Updated Mar 14, 2017News
Google's reCAPTCHA

When signing up to online services, when sending or submitting forms online, and in so many other cases as well, there’s one common bother we all usually have to go through.

It doesn’t matter whether it’s entering a string of characters that looks like they were taken straight out of a Picasso painting, or selecting which pictures show salad, in one form or another we’ve all bumped into it at some point.

A "CAPTCHA" that requires the user to select salad images

A “CAPTCHA” example that requires the user to select salad images

CAPTCHA – stands for “Completely Automated Public Turing test to tell Computers and Humans Apart” – is a mechanism designed to keep harmful automatic programs, otherwise known as “bots”, away from any user input that uses that mechanism.

The annoying “confirm you’re not a robot” verification test certainly has managed to prove itself useful against bot attacks yet along the way, as usual, the naive visitor is the one that pays the price.

The Problem With Current CAPTCHA

Although being highly useful measure against harmful bots, as time goes by, bots are becoming more and more sophisticated therefore, in return, requiring the CAPTCHAs to become more complex.

As a result, the phenomenon ultimately leads to that not only bots experience difficulties in causing harm but also, humans are finding it more and more difficult to solve. The more so it is evident among people with disabilities such as dyslexia or sight problems.

In addition to that there’s of course the nuisance and mistrust feelings that may arise in innocent visitors who are being compelled to fill out CAPTCHA tests time and time again.

Enter Google reCAPTCHA

“reCAPTCHA” is a CAPTCHA-like system owned by Google, being used by the company and other websites as well, such as Facebook, Twitter, etc….

The company provides the reCAPTCHA service to other websites for free. Nonetheless, in exchange, and this is something many users aren’t aware of, Google utilizes user input in order to help digitize and decipher text that may be otherwise too illegible to be scanned by computers into Google Books.

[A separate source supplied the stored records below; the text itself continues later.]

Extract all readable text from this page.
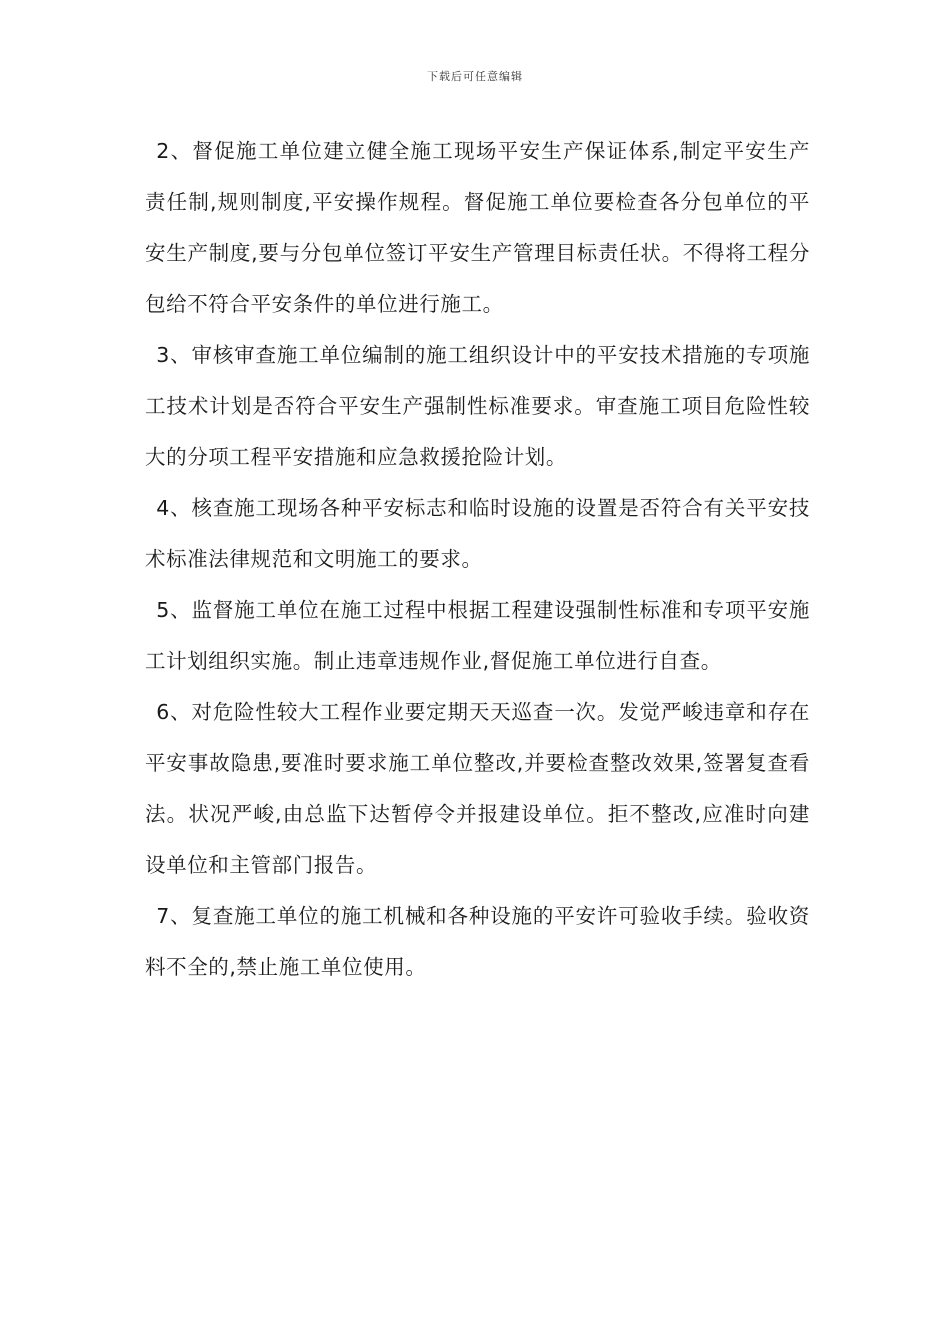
下载后可任意编辑

2、督促施工单位建立健全施工现场平安生产保证体系,制定平安生产责任制,规则制度,平安操作规程。督促施工单位要检查各分包单位的平安生产制度,要与分包单位签订平安生产管理目标责任状。不得将工程分包给不符合平安条件的单位进行施工。

3、审核审查施工单位编制的施工组织设计中的平安技术措施的专项施工技术计划是否符合平安生产强制性标准要求。审查施工项目危险性较大的分项工程平安措施和应急救援抢险计划。

4、核查施工现场各种平安标志和临时设施的设置是否符合有关平安技术标准法律规范和文明施工的要求。

5、监督施工单位在施工过程中根据工程建设强制性标准和专项平安施工计划组织实施。制止违章违规作业,督促施工单位进行自查。

6、对危险性较大工程作业要定期天天巡查一次。发觉严峻违章和存在平安事故隐患,要准时要求施工单位整改,并要检查整改效果,签署复查看法。状况严峻,由总监下达暂停令并报建设单位。拒不整改,应准时向建设单位和主管部门报告。

7、复查施工单位的施工机械和各种设施的平安许可验收手续。验收资料不全的,禁止施工单位使用。
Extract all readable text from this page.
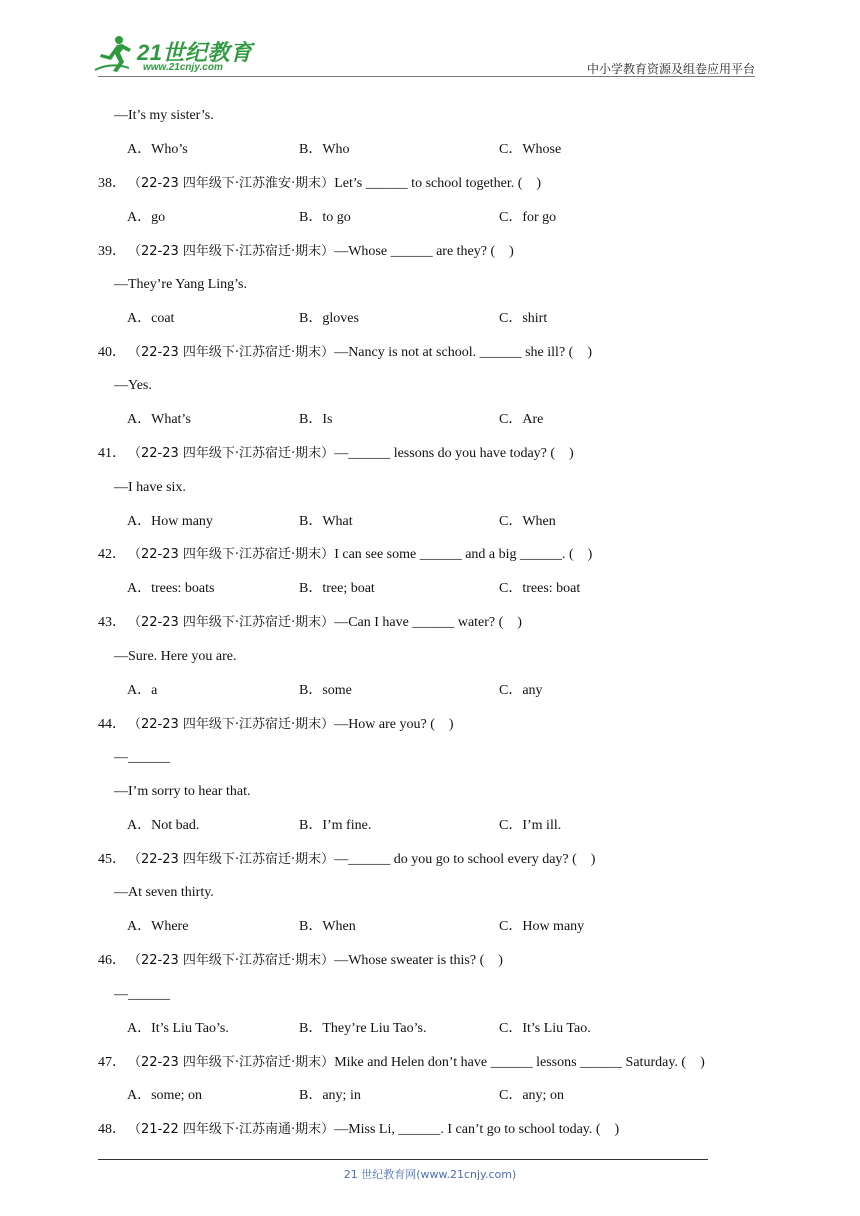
21世纪教育
www.21cnjy.com	中小学教育资源及组卷应用平台
—It’s my sister’s.
A．Who’s	B．Who	C．Whose
38． （22-23 四年级下·江苏淮安·期末）Let’s ______ to school together. (    )
A．go	B．to go	C．for go
39． （22-23 四年级下·江苏宿迁·期末）—Whose ______ are they? (    )
—They’re Yang Ling’s.
A．coat	B．gloves	C．shirt
40． （22-23 四年级下·江苏宿迁·期末）—Nancy is not at school. ______ she ill? (    )
—Yes.
A．What’s	B．Is	C．Are
41． （22-23 四年级下·江苏宿迁·期末）—______ lessons do you have today? (    )
—I have six.
A．How many	B．What	C．When
42． （22-23 四年级下·江苏宿迁·期末）I can see some ______ and a big ______. (    )
A．trees: boats	B．tree; boat	C．trees: boat
43． （22-23 四年级下·江苏宿迁·期末）—Can I have ______ water? (    )
—Sure. Here you are.
A．a	B．some	C．any
44． （22-23 四年级下·江苏宿迁·期末）—How are you? (    )
—______
—I’m sorry to hear that.
A．Not bad.	B．I’m fine.	C．I’m ill.
45． （22-23 四年级下·江苏宿迁·期末）—______ do you go to school every day? (    )
—At seven thirty.
A．Where	B．When	C．How many
46． （22-23 四年级下·江苏宿迁·期末）—Whose sweater is this? (    )
—______
A．It’s Liu Tao’s.	B．They’re Liu Tao’s.	C．It’s Liu Tao.
47． （22-23 四年级下·江苏宿迁·期末）Mike and Helen don’t have ______ lessons ______ Saturday. (    )
A．some; on	B．any; in	C．any; on
48． （21-22 四年级下·江苏南通·期末）—Miss Li, ______. I can’t go to school today. (    )
21 世纪教育网(www.21cnjy.com)
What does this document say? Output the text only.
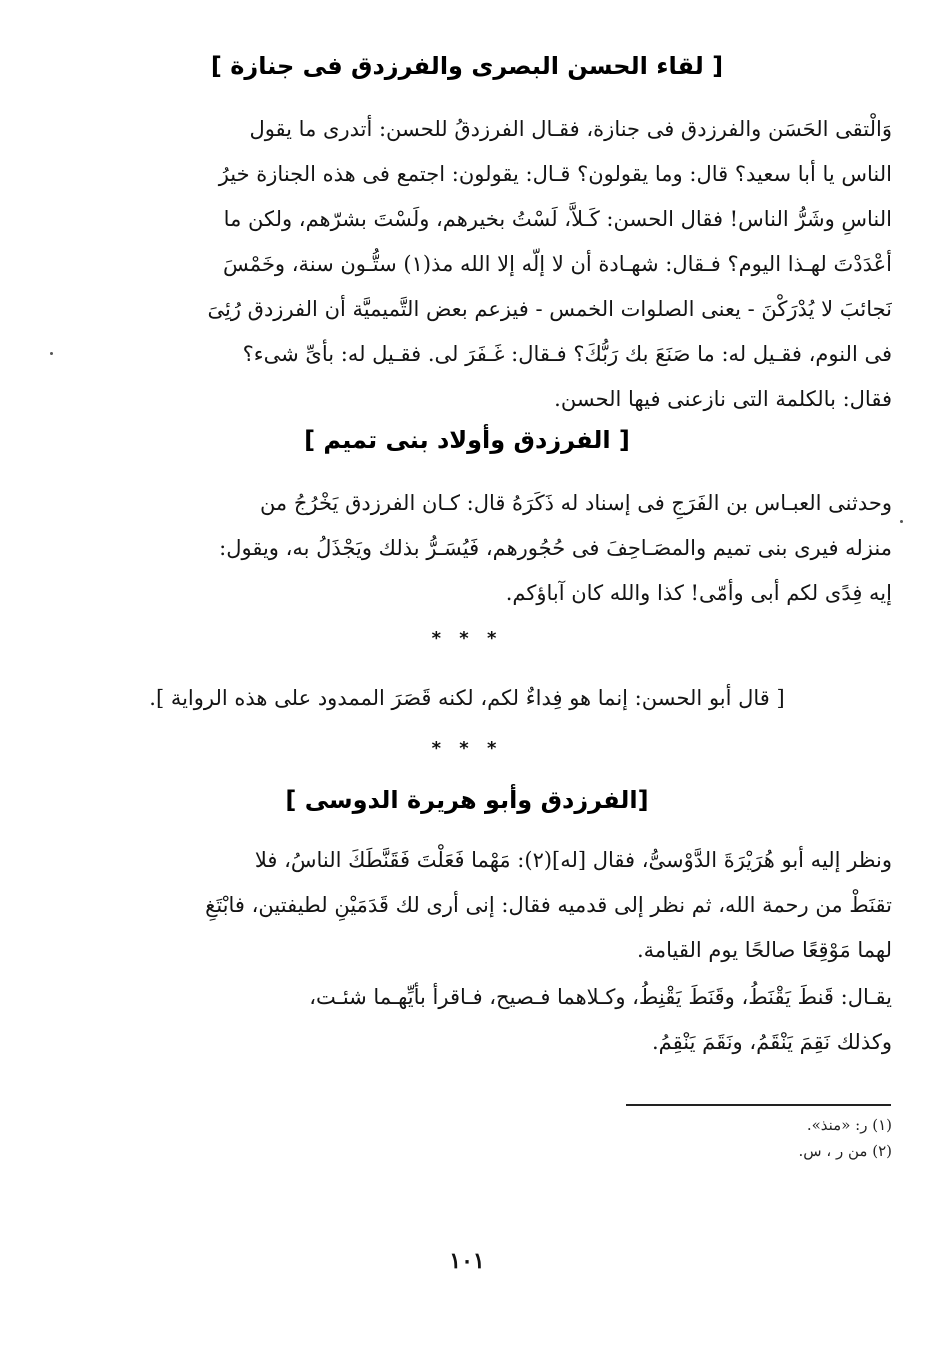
[ لقاء الحسن البصرى والفرزدق فى جنازة ]
وَالْتقى الحَسَن والفرزدق فى جنازة، فقـال الفرزدقُ للحسن: أتدرى ما يقول
الناس يا أبا سعيد؟ قال: وما يقولون؟ قـال: يقولون: اجتمع فى هذه الجنازة خيرُ
الناسِ وشَرُّ الناس! فقال الحسن: كَـلاَّ، لَسْتُ بخيرهم، ولَسْتَ بشرّهم، ولكن ما
أعْدَدْتَ لهـذا اليوم؟ فـقال: شهـادة أن لا إلّه إلا الله مذ(١) ستُّـون سنة، وخَمْسَ
نَجائبَ لا يُدْرَكْنَ - يعنى الصلوات الخمس - فيزعم بعض التَّميميَّة أن الفرزدق رُئِىَ
فى النوم، فقـيل له: ما صَنَعَ بك رَبُّكَ؟ فـقال: غَـفَرَ لى. فقـيل له: بأىِّ شىء؟
فقال: بالكلمة التى نازعنى فيها الحسن.
[ الفرزدق وأولاد بنى تميم ]
وحدثنى العبـاس بن الفَرَجِ فى إسناد له ذَكَرَهُ قال: كـان الفرزدق يَخْرُجُ من
منزله فيرى بنى تميم والمصَـاحِفَ فى حُجُورهم، فَيُسَـرُّ بذلك ويَجْذَلُ به، ويقول:
إيه فِدًى لكم أبى وأمّى! كذا والله كان آباؤكم.
* * *
[ قال أبو الحسن: إنما هو فِداءٌ لكم، لكنه قَصَرَ الممدود على هذه الرواية ].
* * *
[الفرزدق وأبو هريرة الدوسى ]
ونظر إليه أبو هُرَيْرَةَ الدَّوْسىُّ، فقال [له](٢): مَهْما فَعَلْتَ فَقَنَّطَكَ الناسُ، فلا
تقنَطْ من رحمة الله، ثم نظر إلى قدميه فقال: إنى أرى لك قَدَمَيْنِ لطيفتين، فابْتَغِ
لهما مَوْقِعًا صالحًا يوم القيامة.
يقـال: قَنطَ يَقْنَطُ، وقَنَطَ يَقْنِطُ، وكـلاهما فـصيح، فـاقرأ بأيِّهـما شئـت،
وكذلك نَقِمَ يَنْقَمُ، ونَقَمَ يَنْقِمُ.
(١) ر: «منذ».
(٢) من ر ، س.
١٠١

Along the years, Google has improved and perfected reCAPTCHA so much so that nowadays it reached a level where the average user’s input is required only on very rare occasions, and instead of showing (non-suspicious) users a CAPTCHA test, an empty box is shown that the user clicks to tick it, verifying one isn’t a bot.

However, the latest version, referred to as “No CAPTCHA reCAPTCHA”, still has one limitation – it relies on browser cookies, therefore users who delete their cookies regularly might still be bothered by the test.

To mitigate the latter and further improve reCAPTCHA, the test has now reached a sublime level in which instead of relying on cookies, more patterns of the user will be taken into consideration such as mouse movements, time spent on the site, browser type, other actions and more, in order to correctly distinguish between a legitimate user and a bot.

The new mechanism, called “Invisible reCAPTCHA”, is planned be released soon and will supposedly no longer bother the user, not even to verify that one isn’t a bot.